At first, she was sure making a movie about the Spotlight team’s investigat­ion was “a terrible idea. All they’re going to do is sensationa­lize and embarrass us. Think about most TV shows and movies about reporters. Someone is always sleeping with their source and talking in dark alleys. It’s just so unrealisti­c.”

But “Spotlight,” she said, not only got it right, but also found ways to make even some of the more tedious reporting chores suspensefu­l.

“It really conveyed our job: We knock on doors, we do research, we create databases,” she said. “Yet they used their filmmaking skill to make it exciting and watchable.”

She said the hours and hours the Spotlight team spent poring over directorie­s published over decades by the Boston archdioces­e was turned into “a gripping three minutes” in the movie.

Pfeiffer said she and the other reporters and editors were invited to read drafts of the script, visit the movie set (in Toronto) and spend lots of time with the actors playing them.

“That time (with McAdams and the other actors) felt to me sort of social. We were having dinner with movie stars, we were taking walks with actors,” she said. “But when I saw the movie, I realized they were depicting mannerisms we had, including mannerisms we didn’t even know we had until our friends and family pointed them out. Then I realized all that time we spent with them was research for them.
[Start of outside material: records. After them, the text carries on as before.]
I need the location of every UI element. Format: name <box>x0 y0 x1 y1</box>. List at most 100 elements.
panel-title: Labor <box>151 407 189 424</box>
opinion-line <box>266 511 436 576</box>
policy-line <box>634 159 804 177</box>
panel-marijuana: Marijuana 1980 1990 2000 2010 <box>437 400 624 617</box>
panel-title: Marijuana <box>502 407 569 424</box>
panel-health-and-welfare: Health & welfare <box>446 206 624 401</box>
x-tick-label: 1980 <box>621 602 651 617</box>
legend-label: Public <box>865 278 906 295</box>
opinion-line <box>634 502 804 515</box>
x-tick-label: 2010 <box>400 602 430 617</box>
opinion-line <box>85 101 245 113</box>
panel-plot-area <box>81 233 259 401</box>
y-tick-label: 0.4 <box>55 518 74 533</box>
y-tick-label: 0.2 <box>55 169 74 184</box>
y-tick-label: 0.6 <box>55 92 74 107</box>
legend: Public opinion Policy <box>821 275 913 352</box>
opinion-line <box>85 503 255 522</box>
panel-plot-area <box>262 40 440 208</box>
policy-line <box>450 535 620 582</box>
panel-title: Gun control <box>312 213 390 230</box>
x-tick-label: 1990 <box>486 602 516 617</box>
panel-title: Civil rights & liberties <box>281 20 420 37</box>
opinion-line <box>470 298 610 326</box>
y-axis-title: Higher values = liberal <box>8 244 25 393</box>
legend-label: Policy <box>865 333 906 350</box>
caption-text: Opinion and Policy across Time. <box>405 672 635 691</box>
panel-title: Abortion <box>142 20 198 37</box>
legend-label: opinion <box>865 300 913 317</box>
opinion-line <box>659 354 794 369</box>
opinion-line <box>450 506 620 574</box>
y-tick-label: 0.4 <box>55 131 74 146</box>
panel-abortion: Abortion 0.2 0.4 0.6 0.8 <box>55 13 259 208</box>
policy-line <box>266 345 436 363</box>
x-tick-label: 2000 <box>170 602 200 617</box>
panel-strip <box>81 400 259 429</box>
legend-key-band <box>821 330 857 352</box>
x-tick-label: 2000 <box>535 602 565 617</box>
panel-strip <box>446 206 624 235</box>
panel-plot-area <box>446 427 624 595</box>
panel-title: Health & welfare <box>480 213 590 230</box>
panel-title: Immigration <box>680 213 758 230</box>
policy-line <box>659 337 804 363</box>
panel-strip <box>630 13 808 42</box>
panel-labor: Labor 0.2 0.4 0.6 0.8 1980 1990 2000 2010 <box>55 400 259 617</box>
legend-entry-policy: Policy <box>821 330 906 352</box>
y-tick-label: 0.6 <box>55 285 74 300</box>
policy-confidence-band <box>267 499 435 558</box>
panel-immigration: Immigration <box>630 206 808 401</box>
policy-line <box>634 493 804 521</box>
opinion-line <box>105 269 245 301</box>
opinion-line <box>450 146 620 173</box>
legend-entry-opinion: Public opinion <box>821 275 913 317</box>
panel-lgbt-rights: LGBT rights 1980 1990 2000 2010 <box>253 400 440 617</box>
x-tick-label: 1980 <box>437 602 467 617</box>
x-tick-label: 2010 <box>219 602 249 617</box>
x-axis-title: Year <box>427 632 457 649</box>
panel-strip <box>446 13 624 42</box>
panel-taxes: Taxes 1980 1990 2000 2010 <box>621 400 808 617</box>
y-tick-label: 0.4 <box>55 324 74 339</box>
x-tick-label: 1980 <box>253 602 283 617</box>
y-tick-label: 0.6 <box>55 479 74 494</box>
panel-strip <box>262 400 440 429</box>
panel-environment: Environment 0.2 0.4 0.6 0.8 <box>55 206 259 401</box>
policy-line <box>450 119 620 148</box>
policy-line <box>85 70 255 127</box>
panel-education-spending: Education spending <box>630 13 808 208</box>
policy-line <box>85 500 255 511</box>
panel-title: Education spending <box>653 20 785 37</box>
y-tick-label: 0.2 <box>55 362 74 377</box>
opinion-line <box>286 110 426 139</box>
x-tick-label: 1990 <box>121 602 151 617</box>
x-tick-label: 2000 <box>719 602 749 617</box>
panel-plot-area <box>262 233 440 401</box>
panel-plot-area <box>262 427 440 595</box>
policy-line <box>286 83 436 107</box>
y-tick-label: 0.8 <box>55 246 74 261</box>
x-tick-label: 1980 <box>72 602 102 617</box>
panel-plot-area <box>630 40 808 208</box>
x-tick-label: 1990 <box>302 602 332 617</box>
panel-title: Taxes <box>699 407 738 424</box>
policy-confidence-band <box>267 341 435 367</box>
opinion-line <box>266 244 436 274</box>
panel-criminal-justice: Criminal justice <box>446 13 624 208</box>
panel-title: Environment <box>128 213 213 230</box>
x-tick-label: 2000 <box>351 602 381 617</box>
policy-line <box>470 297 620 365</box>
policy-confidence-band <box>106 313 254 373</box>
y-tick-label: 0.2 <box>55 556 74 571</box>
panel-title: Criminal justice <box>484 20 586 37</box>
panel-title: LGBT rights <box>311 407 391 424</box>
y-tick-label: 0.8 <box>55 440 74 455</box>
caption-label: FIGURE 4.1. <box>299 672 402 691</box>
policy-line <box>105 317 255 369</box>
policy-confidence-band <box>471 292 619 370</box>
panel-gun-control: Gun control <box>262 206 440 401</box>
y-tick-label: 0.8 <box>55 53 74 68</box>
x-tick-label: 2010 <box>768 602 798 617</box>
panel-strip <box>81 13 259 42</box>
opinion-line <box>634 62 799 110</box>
We were being observed and dissected and analyzed, and I had no idea.”

McAdams, who received an Oscar nomination for her performanc­e, copied the way Pfeiffer plays with her thumb nail and tips her head back to knock her hair away from her eye.

A friendship formed during the making of the film: Pfeiffer said she and McAdams stay in touch, texting each other a few times a month.

Pfeiffer and the others agreed that child sex abuse is not limited to the Catholic church; recent stories in the Globe have focused on such abuse in elite private schools in New England.

But they said the Catholic Church is still resisting needed change. Scanlan and Garabedian pointed to reports out of Rome this month about an abuse victim’s resignatio­n from a commission advising the pope on ways to protect children from clergy sex abuse.

Marie Collins, who was molested by a priest in Ireland when she was 13, said in a statement to the National Catholic Reporter that the commission’s refusal to act “is a reflection of how this whole abuse crisis in the church has been handled: with fine words in public and contrary actions behind closed doors.”

David Hains, a spokesman for the Catholic Diocese of Charlotte, told the Observer when “Spotlight” was released in 2015 that the Globe series had caused the church to go through a painful selfexamin­ation and alter its ways.

“We have made changes in the formation of our priests (in seminaries),” Hains said. “And everybody who works or volunteers in our parishes now undergo background checks and have to take sexual abuse awareness training.”

But the speakers Thursday night called for more.

“To this day, I’m not sure the church really understand­s the gravity of sexual abuse, the damage it does,” said Pfeiffer, still a reporter at the Globe. “I think it needs to hold more bishops and other church officials accountabl­e. Some priests have gone to jail, but hardly any people in supervisor­y roles have been held accountabl­e in any way.”

Asked what he would advise the pope to do, Garabedian told the Observer he’d ask for more transparen­cy.

“I’d ask the pope,” he said, “to release the names of all pedophile priests and all documents concerning pedophilia, in terms of who knew what in the Catholic Church so the victims can try to heal and society will be made aware of the evils of sexual abuse.”